No entanto, segundo a Deco Proteste, 10 escolas, incluindo sete em Braga, informaram que não cobravam pela repetição do exame de código e outras duas aplicavam o mesmo princípio, se o exame fosse num centro público.

Evite pagar demasiado

Nas 200 escolas do estudo, o custo da carta da categoria B variou bastante. Alguns cuidados simples podem ajudar a poupar dezenas de euros.

• Visite várias escolas para se informar sobre o custo. Veja as da zona onde vive, mas também as que ficam próximas do local onde estuda ou trabalha.

• Certifique-se do que está incluído no preço e questione sobre despesas adicionais. Por exemplo, o preço pode não incluir as taxas de exame ou de emissão da carta ou o material didático.

• O atestado médico pode ser passado por qualquer médico.
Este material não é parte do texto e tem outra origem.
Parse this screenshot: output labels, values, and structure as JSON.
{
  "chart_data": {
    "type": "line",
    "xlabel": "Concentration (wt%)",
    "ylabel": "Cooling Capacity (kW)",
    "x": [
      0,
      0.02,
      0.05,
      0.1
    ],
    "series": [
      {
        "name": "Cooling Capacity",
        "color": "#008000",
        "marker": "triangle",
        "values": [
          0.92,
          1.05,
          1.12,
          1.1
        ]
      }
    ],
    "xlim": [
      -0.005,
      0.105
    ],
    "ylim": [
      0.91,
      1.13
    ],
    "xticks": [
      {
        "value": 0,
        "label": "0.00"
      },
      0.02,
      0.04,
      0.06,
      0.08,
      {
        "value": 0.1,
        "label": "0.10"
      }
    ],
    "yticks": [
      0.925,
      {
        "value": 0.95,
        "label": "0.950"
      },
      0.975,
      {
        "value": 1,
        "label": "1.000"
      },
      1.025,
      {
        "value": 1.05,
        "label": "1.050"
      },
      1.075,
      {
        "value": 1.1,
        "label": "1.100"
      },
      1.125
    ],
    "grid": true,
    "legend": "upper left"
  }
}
Se optar pelo centro de saúde, quando muito, paga a taxa moderadora da consulta. Em alternativa, pergunte se a escola tem acordo com algum médico e, em caso afirmativo, se o custo está incluído no preço ou se terá de ser pago à parte, e qual o valor.

• Dependendo da zona do País e da escola, optar por um centro de exames público ou privado pode alterar o preço final. Mas há outras variáveis, como o tempo de espera pela marcação do exame e a possibilidade de a prova prática ser realizada num local mais ou menos conhecido. Informe-se do procedimento da escola, antes de decidir.

• Para evitar surpresas, pergunte quais os custos em caso de reprovação nos exames, dado que podem encarecer bastante o preço final.

• Quando se inscrever, se a escola não o fizer, exija um contrato escrito, que cumpra os requisitos legais, incluindo o número mínimo de lições teóricas e de horas e quilómetros a percorrer no ensino prático, bem como todos os valores a pagar.